The indigenous chief shared the inside dope on his experience with the invaders throughout the years. "When I asked the police for help, they sent me to government officials. When I went to the government, they sent me back to the police. Only several times they helped us. Two years ago, federal police raided illegal gold mine and burned their bulldozer. But they kept coming back."
As we drove back to the Kamaiurá village (it was dangerous to stay here for too long), my view was full of desiccated brown land. It was hard to picture that this place was once lush with trees.
A lone humongous tree with a stretching wide canopy stood as straight as a pole a hundred feet away, with the gray sky as its backdrop. The perfect straightness of it made it seem manmade. It towered over every tree I had ever seen in my life.
Zack gasped beside me. "Isn't that the Brazilian nut tree, Professor Chaves?"
Chaves turned his body to the right. "The King of the Rainforest. Yes."
"Never thought I'd get to see one. Awesome." Zack rolled down the heavily tinted window and leaned over, snapping pictures of the lone tree.

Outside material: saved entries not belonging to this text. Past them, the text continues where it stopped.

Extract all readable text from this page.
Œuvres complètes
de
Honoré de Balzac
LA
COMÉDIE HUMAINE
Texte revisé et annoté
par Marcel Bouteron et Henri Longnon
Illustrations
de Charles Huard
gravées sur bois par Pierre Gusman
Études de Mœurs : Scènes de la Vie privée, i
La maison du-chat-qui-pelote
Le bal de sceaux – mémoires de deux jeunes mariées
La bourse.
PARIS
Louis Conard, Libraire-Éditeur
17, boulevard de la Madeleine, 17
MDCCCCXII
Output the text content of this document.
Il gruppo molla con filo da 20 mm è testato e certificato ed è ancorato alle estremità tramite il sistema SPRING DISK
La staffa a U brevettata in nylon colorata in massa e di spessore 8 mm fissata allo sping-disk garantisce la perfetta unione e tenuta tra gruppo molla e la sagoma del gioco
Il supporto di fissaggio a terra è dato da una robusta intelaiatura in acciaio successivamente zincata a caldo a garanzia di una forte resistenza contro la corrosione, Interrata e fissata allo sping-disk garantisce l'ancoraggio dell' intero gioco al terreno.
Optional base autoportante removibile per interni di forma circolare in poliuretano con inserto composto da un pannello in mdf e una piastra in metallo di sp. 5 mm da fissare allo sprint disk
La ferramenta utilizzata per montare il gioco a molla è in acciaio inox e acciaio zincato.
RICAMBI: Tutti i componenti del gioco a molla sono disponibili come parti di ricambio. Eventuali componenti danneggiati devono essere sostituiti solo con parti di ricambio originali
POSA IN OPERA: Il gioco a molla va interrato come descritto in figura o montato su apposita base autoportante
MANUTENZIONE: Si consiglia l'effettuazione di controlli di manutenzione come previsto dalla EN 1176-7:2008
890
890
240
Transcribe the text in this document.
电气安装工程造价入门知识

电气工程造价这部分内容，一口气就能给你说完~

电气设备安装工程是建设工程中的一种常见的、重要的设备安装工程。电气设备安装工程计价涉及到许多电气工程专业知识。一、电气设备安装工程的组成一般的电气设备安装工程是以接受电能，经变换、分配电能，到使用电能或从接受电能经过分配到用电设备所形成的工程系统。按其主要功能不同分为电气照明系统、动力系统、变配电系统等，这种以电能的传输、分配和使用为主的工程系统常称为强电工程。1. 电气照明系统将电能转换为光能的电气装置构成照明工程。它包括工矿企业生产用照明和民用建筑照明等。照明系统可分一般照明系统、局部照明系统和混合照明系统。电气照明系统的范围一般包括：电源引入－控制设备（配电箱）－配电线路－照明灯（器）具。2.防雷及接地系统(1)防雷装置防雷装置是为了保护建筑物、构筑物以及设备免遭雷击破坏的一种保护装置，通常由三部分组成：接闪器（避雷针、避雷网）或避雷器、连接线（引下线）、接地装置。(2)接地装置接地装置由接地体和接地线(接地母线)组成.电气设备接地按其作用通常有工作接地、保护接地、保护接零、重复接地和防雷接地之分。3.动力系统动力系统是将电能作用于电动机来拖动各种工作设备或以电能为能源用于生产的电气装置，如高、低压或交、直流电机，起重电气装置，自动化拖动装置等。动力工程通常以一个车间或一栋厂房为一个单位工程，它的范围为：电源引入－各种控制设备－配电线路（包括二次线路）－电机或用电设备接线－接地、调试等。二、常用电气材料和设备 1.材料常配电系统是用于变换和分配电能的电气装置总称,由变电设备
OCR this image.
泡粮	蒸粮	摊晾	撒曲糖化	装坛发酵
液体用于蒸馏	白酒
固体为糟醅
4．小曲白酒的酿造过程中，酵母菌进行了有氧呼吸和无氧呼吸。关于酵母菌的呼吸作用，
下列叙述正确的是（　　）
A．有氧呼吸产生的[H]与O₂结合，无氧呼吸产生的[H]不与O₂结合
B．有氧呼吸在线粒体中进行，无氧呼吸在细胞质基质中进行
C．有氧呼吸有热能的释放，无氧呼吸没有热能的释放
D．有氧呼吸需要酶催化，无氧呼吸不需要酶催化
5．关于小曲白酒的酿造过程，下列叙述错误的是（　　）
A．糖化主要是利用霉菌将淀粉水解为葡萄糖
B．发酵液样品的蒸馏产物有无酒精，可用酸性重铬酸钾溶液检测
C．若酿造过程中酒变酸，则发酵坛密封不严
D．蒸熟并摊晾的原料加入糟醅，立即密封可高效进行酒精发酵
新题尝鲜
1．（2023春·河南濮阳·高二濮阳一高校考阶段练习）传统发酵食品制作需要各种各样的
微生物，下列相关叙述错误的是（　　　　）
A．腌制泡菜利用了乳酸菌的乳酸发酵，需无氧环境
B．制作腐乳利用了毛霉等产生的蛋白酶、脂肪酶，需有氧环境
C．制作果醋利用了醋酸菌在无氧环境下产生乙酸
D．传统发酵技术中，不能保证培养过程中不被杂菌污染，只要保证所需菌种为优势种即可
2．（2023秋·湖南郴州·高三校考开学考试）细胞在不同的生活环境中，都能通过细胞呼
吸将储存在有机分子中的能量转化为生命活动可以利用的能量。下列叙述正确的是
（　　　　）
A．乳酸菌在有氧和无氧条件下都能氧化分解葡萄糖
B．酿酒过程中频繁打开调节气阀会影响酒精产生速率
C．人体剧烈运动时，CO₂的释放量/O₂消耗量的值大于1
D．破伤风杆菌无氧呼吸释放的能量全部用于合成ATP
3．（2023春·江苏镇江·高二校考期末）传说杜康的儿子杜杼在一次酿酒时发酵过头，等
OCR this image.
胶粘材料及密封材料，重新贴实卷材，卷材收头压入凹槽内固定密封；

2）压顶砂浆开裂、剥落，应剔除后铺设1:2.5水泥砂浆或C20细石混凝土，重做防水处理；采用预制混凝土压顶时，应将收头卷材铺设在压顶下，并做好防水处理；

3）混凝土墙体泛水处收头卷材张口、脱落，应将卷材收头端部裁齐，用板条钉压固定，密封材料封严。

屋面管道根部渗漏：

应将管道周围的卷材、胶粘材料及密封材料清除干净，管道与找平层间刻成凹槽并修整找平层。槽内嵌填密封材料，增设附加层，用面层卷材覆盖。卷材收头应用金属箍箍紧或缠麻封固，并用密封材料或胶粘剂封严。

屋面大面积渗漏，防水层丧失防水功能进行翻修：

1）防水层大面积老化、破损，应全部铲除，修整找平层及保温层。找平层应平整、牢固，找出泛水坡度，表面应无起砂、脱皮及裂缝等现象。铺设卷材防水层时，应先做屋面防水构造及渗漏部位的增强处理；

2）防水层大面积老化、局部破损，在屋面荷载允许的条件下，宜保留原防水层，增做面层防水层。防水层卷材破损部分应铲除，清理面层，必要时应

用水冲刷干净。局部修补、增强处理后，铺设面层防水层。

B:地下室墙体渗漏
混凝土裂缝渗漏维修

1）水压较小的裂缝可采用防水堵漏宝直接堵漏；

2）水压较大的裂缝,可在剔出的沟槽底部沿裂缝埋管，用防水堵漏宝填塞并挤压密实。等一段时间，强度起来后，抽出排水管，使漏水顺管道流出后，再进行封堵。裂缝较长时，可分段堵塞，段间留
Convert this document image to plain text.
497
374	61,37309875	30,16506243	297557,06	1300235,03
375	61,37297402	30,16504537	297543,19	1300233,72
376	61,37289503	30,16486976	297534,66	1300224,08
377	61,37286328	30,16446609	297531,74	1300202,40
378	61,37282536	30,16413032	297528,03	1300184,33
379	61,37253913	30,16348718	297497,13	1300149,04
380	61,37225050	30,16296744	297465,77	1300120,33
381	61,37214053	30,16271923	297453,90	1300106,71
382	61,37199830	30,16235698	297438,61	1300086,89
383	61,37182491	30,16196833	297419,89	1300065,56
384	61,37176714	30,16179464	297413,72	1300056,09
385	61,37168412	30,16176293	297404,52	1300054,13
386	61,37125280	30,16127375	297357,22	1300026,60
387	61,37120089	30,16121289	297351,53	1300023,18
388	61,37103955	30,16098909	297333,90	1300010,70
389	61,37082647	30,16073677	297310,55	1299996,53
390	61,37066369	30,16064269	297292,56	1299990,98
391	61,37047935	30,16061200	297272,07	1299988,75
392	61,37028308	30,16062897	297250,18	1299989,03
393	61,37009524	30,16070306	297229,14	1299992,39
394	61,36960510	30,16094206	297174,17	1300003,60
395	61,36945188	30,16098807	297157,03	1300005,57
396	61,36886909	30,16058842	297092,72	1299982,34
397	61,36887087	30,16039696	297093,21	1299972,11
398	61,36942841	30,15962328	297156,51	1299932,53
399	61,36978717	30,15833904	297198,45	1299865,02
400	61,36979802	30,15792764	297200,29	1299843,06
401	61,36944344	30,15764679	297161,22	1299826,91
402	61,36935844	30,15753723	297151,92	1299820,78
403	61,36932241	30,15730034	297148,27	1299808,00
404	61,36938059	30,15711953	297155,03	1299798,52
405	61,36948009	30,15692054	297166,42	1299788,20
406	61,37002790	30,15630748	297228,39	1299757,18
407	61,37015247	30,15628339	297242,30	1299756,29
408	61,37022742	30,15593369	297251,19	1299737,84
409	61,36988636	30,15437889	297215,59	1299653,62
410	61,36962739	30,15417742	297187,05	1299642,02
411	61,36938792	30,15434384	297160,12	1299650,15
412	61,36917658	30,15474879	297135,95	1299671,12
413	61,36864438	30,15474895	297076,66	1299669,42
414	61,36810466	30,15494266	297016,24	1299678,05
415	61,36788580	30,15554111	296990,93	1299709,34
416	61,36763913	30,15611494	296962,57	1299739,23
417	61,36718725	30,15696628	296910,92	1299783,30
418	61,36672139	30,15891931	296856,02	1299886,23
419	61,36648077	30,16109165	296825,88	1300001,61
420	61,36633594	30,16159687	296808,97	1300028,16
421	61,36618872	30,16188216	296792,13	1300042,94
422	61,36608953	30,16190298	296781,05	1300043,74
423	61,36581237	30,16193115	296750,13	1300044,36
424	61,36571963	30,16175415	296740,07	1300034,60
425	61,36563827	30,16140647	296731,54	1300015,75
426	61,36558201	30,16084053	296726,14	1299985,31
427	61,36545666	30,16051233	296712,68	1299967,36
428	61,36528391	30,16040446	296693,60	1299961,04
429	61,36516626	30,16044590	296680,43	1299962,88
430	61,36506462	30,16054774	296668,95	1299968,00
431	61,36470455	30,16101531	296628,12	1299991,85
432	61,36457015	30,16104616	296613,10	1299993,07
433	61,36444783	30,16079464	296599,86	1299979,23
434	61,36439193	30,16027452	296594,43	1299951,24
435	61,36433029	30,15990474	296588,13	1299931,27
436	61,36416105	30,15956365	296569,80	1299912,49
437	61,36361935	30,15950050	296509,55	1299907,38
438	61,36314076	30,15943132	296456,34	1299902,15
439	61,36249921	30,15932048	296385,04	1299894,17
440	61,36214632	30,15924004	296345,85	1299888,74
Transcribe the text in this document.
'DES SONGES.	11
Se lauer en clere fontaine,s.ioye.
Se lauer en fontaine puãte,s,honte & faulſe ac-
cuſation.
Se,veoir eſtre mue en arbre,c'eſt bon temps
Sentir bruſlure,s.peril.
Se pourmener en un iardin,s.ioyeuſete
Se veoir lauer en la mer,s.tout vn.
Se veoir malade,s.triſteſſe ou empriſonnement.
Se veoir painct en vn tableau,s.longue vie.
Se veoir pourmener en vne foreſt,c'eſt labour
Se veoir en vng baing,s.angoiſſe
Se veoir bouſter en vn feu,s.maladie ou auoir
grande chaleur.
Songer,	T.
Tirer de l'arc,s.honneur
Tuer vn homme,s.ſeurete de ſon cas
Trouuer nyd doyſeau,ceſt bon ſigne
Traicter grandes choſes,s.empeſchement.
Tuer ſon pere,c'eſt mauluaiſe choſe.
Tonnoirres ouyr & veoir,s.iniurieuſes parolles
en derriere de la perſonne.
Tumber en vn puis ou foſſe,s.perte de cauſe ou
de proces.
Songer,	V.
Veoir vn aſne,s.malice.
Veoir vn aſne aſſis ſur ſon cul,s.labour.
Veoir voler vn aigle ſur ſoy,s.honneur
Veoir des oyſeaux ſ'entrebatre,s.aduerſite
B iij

"I ate the nuts once. They're sweet," I said.
"It's endangered and against the law to cut down," Jona told me. "But that hasn't stopped the illegal logging. Although it grows in all nine Amazonian countries, nowadays it's only abundant in Bolivia, and maybe in Suriname."
Chaves added, "It's young. Circa seventy... eighty years. It can live as old as five hundred years, but I doubt it'll survive another ten. It's dying and we can't do anything to stop that. It'd take at least a decade to recultivate this area. It can't survive that long. It needs an untouched environment and certain species of insects to pollinate its flowers." He tsked. "A tree that big isn't made to live an isolated life like that. It needs a support system from the forest."
Jesus. Never thought I would pity a mere tree.
Chaves then got into the nuts and bolts of the forestry subject with Jona and his students. To save myself from further tediousness, I wore my earphones and jotted down the conversation of the tribespeople I recorded last week. It was more of a personal note than for my research. The language was fairly easy to learn, and I would know enough to converse with the people in a week or two. But it wasn't an easy feat to jot down the notes with the bouncing pick-up though. Every dot became lines. My handwriting read more like Chinese chicken shit than chicken scratch. But I soldiered through.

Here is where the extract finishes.